えとるた日記

フランスの文学、音楽、映画、BD

なんとモーリス・ピュジョ

あちらやこちらで引っ越しのお手伝いが続く。
ところで前言を翻しまして、
カミュのあれはハンフリー・ボガードであり、つまりハードボイルドである。
うむ、そうに違いあるまい。
で、大人しく宿題をこなす。

 Maupassant est un tempérament. Il a traité la Réalité comme une maitresse de bas étage. Il a rué sur son impudeur toute sa brutalité de mâle : chacune de ses pages semble vibrer de cette étreinte où il a fini par se briser.
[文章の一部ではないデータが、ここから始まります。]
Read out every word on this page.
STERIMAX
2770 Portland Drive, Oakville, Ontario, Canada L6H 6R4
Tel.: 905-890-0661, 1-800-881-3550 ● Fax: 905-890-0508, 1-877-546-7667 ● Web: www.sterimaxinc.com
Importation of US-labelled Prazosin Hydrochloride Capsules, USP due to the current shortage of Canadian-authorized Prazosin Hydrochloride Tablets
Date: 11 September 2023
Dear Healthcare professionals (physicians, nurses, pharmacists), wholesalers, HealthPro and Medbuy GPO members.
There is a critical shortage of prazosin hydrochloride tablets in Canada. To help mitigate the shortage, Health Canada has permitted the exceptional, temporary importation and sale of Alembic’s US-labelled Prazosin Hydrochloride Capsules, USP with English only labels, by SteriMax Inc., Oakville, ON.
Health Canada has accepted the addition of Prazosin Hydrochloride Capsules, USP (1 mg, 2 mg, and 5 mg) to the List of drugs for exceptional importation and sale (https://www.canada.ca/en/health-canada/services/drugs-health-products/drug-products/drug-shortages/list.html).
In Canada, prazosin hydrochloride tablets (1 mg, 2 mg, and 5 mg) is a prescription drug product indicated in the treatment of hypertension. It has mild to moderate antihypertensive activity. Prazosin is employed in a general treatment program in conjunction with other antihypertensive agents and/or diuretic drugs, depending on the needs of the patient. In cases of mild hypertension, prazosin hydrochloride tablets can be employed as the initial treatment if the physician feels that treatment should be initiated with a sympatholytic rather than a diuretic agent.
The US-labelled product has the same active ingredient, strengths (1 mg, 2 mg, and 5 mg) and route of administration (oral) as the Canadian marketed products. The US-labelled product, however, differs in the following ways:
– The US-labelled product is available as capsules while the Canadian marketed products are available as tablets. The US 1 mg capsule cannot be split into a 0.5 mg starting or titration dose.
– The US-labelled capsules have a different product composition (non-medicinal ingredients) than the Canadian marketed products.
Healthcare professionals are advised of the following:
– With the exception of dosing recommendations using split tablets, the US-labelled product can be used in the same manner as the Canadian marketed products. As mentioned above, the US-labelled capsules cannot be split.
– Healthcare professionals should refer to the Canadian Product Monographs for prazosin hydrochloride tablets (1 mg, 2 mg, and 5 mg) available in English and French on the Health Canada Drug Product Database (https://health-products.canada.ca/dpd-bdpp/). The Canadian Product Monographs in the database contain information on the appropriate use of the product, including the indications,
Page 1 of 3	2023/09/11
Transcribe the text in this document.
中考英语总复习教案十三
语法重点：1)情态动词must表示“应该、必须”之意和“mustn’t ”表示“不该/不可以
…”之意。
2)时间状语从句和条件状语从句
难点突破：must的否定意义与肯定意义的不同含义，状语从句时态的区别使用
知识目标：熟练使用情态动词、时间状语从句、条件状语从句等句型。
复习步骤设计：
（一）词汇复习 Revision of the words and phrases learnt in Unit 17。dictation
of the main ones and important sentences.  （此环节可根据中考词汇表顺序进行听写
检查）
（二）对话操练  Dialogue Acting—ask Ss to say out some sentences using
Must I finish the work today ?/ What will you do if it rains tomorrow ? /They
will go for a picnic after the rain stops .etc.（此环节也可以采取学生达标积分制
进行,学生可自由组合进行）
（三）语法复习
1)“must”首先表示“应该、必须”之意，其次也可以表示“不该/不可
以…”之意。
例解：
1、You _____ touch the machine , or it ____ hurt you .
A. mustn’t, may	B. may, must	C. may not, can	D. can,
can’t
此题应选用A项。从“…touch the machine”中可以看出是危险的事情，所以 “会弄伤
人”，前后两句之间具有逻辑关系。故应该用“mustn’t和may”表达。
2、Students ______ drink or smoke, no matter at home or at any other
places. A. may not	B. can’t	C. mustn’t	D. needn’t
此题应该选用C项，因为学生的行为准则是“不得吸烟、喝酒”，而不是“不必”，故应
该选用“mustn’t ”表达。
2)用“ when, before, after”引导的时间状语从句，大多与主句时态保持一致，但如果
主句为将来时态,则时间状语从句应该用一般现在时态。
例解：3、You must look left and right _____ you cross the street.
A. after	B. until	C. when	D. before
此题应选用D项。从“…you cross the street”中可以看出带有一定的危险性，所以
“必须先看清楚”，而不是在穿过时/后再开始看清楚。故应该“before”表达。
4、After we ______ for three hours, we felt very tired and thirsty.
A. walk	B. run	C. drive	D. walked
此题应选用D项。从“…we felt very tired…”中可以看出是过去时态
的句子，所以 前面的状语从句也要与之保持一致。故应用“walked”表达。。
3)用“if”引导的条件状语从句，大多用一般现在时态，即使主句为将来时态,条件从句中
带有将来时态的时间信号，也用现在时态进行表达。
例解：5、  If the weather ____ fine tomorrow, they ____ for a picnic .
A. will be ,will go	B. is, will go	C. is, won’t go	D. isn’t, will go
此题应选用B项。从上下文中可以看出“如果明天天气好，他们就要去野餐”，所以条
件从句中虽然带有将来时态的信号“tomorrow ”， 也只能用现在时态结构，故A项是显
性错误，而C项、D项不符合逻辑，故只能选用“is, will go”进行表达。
Mais la Nature n’est pas une fille qu’on force. La Nature est une Fiancée qui a d’autres secrets que ceux de son corps. L’œuvre d’art est une œuvre d’amour avant d’être une œuvre de chair. – Maurice Pujo.
(L'Écho de Paris, supplément illustré, 8 mars 1893.)
 モーパッサンは好色である。彼は「現実」を下層階級の愛人のように扱った。彼は自分の破廉恥さの上に、牡としての粗暴さを丸ごと投げつけた。彼の書く頁はどれもこの抱擁に震えるかのようで、そこで彼は果てて終わるのである。だが「自然」は人が強要できるような娘ではない。「自然」は体の他にも秘密を持つ「婚約者」である。芸術作品は肉の成果であるより前に、まず愛の結晶である。――モーリス・ピュジョ

一読なんじゃこりゃ、であるが、それがピュジョであることで二度驚く。
Maurice Pujo (1872-1955)
左派寄りのジャーナリストとして出発するが、ドレフュス事件を機に右傾化。1898年極右団体アクション・フランセーズ創立に関わる。後にシャルル・モーラスの感化を受けて王党派に。1944年まで日刊紙『アクション・フランセーズ』の編集に携わった。戦時中はヴィシー政権に加担。戦後、対独協力の廉で五年間服役。出獄後、雑誌『フランスの諸側面』Aspects de la Franceを編集し、アクション・フランセーズを復活させた。
バルビュス(一歳年下)が最も左であれば、ピュジョは最も右に行った人ということになろう。
もっとも、ピュジョもこの時はまだ21歳の青年だった。
フランスの右派に関しては何ほども関心が無いが、このことだけは確かだと思うのは、
アクション・フランセーズは第三共和政の鬼子であった、ということだ。
1870年代生まれは、普仏戦争の「戦後」生まれであり、90年代に20代、
第三共和政と共に育った第一世代(シャルル・モーラスは68年生まれ)。
愛国心」を基軸に国民統合と富国強兵を進めてきた共和政政策の結果として、
軟弱なフランスを立て直すために伝統回帰を主張する一団が登場するというのは、
ある意味必然的な結果であって、教育効果が見事に発露していると言えなくもない。
その主張の行きつくところ、共和政に反対し、あまつさえはブルボン朝復活を掲げるところ、
まさしく鬼子たる所以であるが、子供であることに変わりはない。
(子供は時に、自らの出自に対して屈折した思いを抱くものだ。)
なんにせよ、1893年のこの時点では、
みんなまだ美学的な論争に耽っていることも許されたのであるが、
「政治」の時代は、実はすぐそこに迫ってきていた。
そのことを思うと、このモーパッサンについてのアンケートは、
時代の記録として、なんだか眩しいような輝きを帯びているようにも見えてくるのだ。